車子在督軍府門前停下。
江浸月和晏山青剛下車,管家就步履匆匆地迎了上來,神色焦急,對著他們躬身道:
“督軍,夫人……老夫人在壽松堂發了好大的脾氣,已經砸了兩套茶具了……”
江浸月心頭一緊,下意識去看晏山青。
晏山青倒是一臉平靜,彷彿早有預料,見她望過來,嘴角似有若無地勾了一下:“現在知道怕了?”
“……”
江浸月聲音放軟了一些,“一直都是怕的。只是想著,再怎麼樣,都有督軍在,我才比較有底氣去做那些事。”
“看得出來夫人是真的慌了,”晏山青懶聲,“甜言蜜語一句接一句的,都不知道羞。”
江浸月耳根一熱,抿著唇,沒再吭聲。
晏山青難得見她窘迫,眼底掠過一絲笑意,也沒再繼續逗她,只道:“你回壚雪院吧。”
江浸月愣怔:“我不用去壽松堂嗎?”
“想去捱罵嗎?”晏山青挑眉。
江浸月立刻閉嘴,非常識相地福身:“督軍忙了一天,應該還沒吃頓飽飯吧,我回壚雪院準備,督軍等會兒記得過來用些。”
說完就裹著外套,腳步匆匆地走了,生怕走慢一步會被叫去捱罵。
晏山青這才轉身,不緊不慢地往壽松堂走去。
院子裡,壽松堂伺候的傭人跪了一地,一個個低著頭,瑟瑟發抖。有兩個小丫鬟還在低聲抽泣,顯然是被嚇壞了。
晏山青對他們揮了一下手。
一院子人如蒙大赦,慌慌張張地起身退出去。
“誰讓你們走的?!給我回來!連你們都不把我放在眼裡了?!”老夫人的怒喝聲從屋裡傳出來。
晏山青邁步走進正廳:“是我讓他們走的。

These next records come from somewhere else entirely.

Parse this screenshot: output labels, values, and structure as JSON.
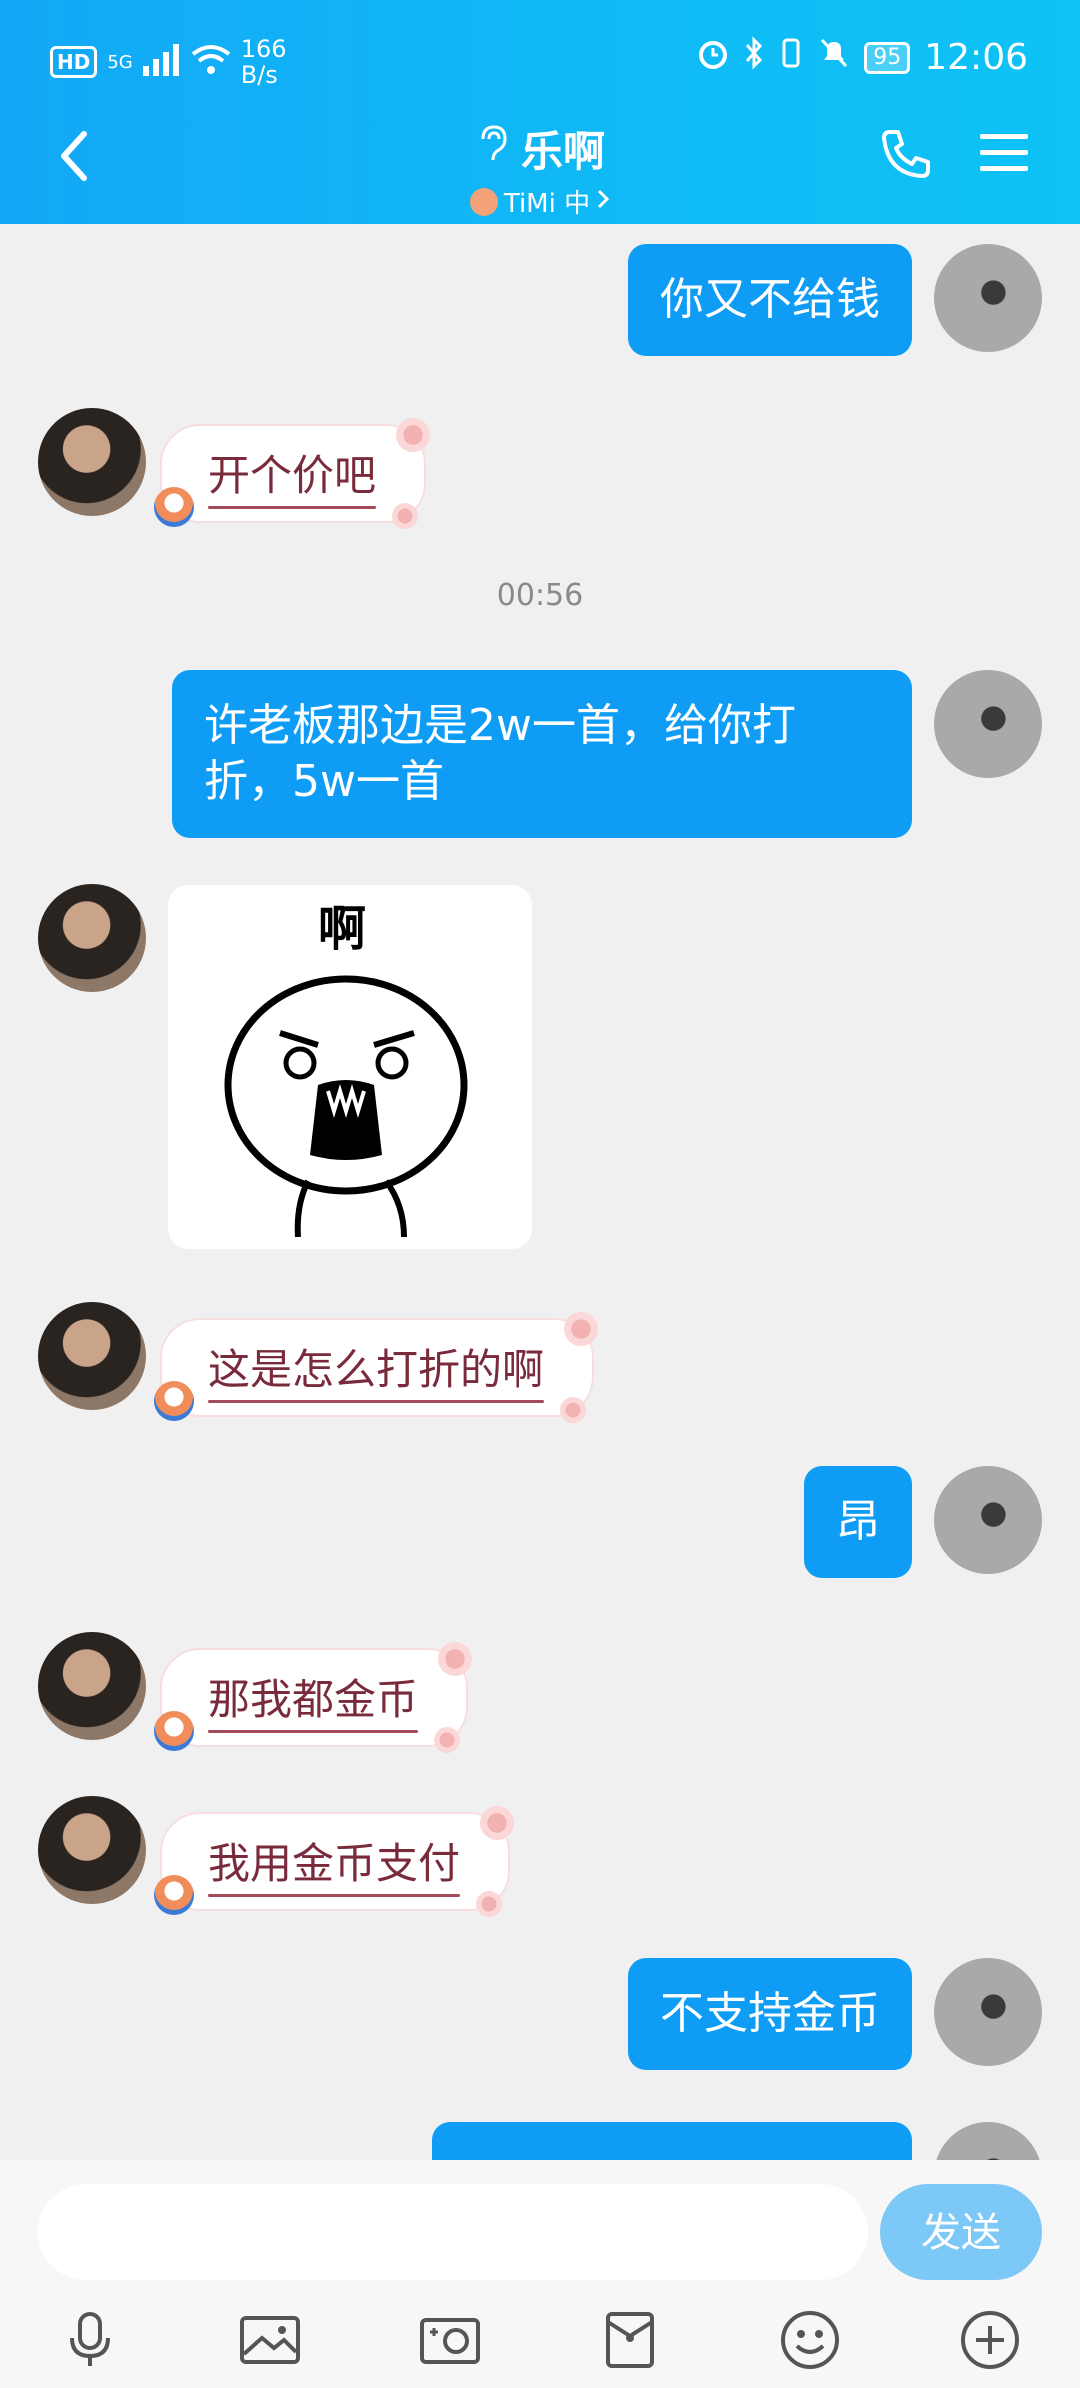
{
  "status_bar": {
    "hd": "HD",
    "signal": "5G",
    "net_speed_value": "166",
    "net_speed_unit": "B/s",
    "battery": "95",
    "time": "12:06"
  },
  "header": {
    "title": "乐啊",
    "subtitle": "TiMi 中",
    "icons": [
      "back-icon",
      "ear-icon",
      "phone-icon",
      "menu-icon"
    ]
  },
  "messages": [
    {
      "side": "out",
      "text": "你又不给钱"
    },
    {
      "side": "in",
      "text": "开个价吧"
    },
    {
      "type": "time",
      "text": "00:56"
    },
    {
      "side": "out",
      "text": "许老板那边是2w一首，给你打折，5w一首"
    },
    {
      "side": "in",
      "type": "sticker",
      "text": "啊"
    },
    {
      "side": "in",
      "text": "这是怎么打折的啊"
    },
    {
      "side": "out",
      "text": "昂"
    },
    {
      "side": "in",
      "text": "那我都金币"
    },
    {
      "side": "in",
      "text": "我用金币支付"
    },
    {
      "side": "out",
      "text": "不支持金币"
    }
  ],
  "input_bar": {
    "placeholder": "",
    "send_label": "发送",
    "tools": [
      "microphone-icon",
      "image-icon",
      "camera-icon",
      "red-packet-icon",
      "emoji-icon",
      "plus-icon"
    ]
  },
  "colors": {
    "header": "#13a8f6",
    "bubble_out": "#0f9cf5",
    "bubble_in_text": "#7a2b3b",
    "send_button": "#7cc8f6",
    "background": "#f0f0f0"
  }
}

”
老夫人看到晏山青,氣更是不打一處來:“原來是你這個逆子!在外人面前讓我顏面掃地還不夠,回到家也要下我的威風!”
晏山青自顧自在一旁的太師椅上坐下,姿態放鬆:“我是來跟母親說一聲,以後外頭的宴會應酬,都交給浸月去處理。她過門也大半年了,是該掌理一些事情,否則這個督軍夫人當得名不正言不順。”
老夫人一聽這話,更是火冒三丈:“你現在是有了老婆就不要娘了?!什麼都捧著壚雪院,一點都不把我這個親生母親放在眼裡!”
“母親若是沒有那麼多心思,婆媳和睦,我自然不會管這後宅的權利該怎麼分配。”晏山青語氣依舊平淡,“可如今婆媳不睦,需要我來裁決,那我自然站在對的那一面。”
他抬眼,看向氣得臉色發白的老夫人,“這件事,是母親做錯了,我自然會幫她。也是因為母親處理事情不妥當,那就只能交給能處理好的人。”
“我哪裡做錯了?!”老夫人激動地站起身。
“我哪裡知道白澤宇在外面殺人放火?!我只是看他年紀合適、家境合適,跟佑寧般配,才想著撮合他們!我也是一片好心!就算有失察的地方,那也說不上有錯吧?!”
她越說越氣,矛頭直指江浸月,“倒是你那個夫人,行為乖張,一點都不給我這個婆婆面子!”